Un encadrement accru des courriers électroniques, entre portabilité et confidentialité

 

Le projet de loi pour une République numérique concerne également les courriers électroniques. Ceux-ci devront désormais être considérés comme des correspondances privées, ce qui accru leur protection légale. Cet article est particulièrement judicieux, puisqu’il renforce le droit à la vie privée des individus dans un domaine qu’ils investissent de plus en plus.

En outre, le projet de loi vise aussi à contraindre les opérateurs de messagerie à assurer une portabilité des boites de messagerie, ce qui signifie que tout utilisateur qui en fera la demande sera en mesure de changer d’opérateur de messagerie en conservant les données liées à son compte personnel (messages électroniques, contacts, etc.).

Encadrement des courriers électroniques : portabilité et confidentialité

L’introduction d’une « liberté de panorama »

 

Bien que cette mesure ait fait l’objet de discussions animées dans l’hémicycle du Palais Bourbon, elle a été soutenue par le gouvernement et la vaste majorité des contributeurs consultés par le biais de la plate-forme en ligne.

Relativement méconnue, l’idée de consacrer une liberté de panorama a pourtant de nombreuses applications pratiques pour le justiciable lambda.
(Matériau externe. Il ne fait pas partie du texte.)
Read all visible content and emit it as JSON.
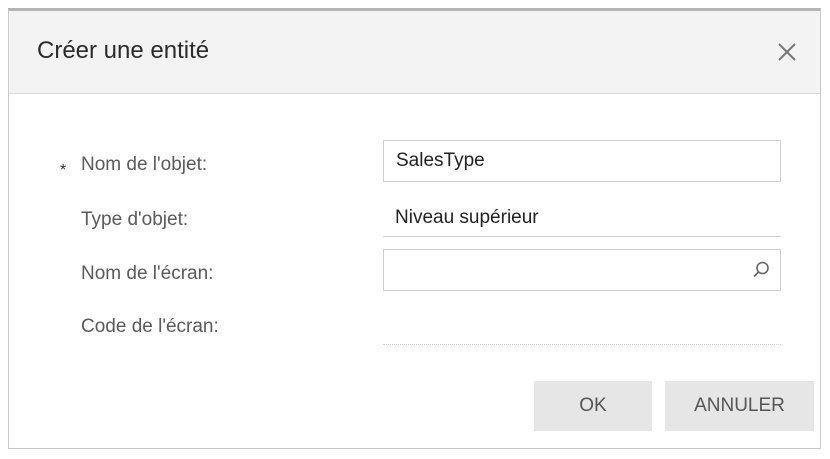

Cette liberté constitue une exception au principe d’interdiction de diffusion publique d’un cliché dont l’objet principal est une œuvre légalement protégé par le droit d’auteur. Jusqu’à présent, seule une autorisation expresse des ayants droits pouvait permettre une diffusion publique de telles photographies.

En application de la liberté de panorama, une autorisation de diffusion a priori serait admise si l’œuvre est réalisée pour être placée en permanence dans un lieu public.

Néanmoins, cette réforme est déjà envisagée par le Parlement européen, ce qui limite l’intérêt pratique de l’insertion de cette liberté dans le projet de loi pour une République numérique.

 

Un avancée certaine mais limitée vers une modernisation du droit des nouvelles technologies

 

Ce projet de loi pour une République numérique introduit donc plusieurs évolutions substantielles de la législation actuellement en vigueur, dans la perspective de tenir celle-ci à jour d’une réalité virtuelle qui semble parfois lui échapper. Cependant, l’activisme du législateur européen pourrait, à terme, limiter très largement les possibilités d’action au niveau national.

Le droit numérique, dont la mouvance perpétuelle est conditionnée par la vitesse des mutations technologiques, connaît donc à travers ce projet une nouvelle évolution renforçant les droits individuels des internautes tout en leur offrant de nouvelles possibilités et garanties. La législation relative aux nouvelles technologies peut être difficile à appréhender, notamment du fait de sa relative jeunesse et des enjeux nouveaux qu’elle soulève, et il est parfois pertinent pour les justiciables d’être accompagné d’un avocat dans leurs démarches.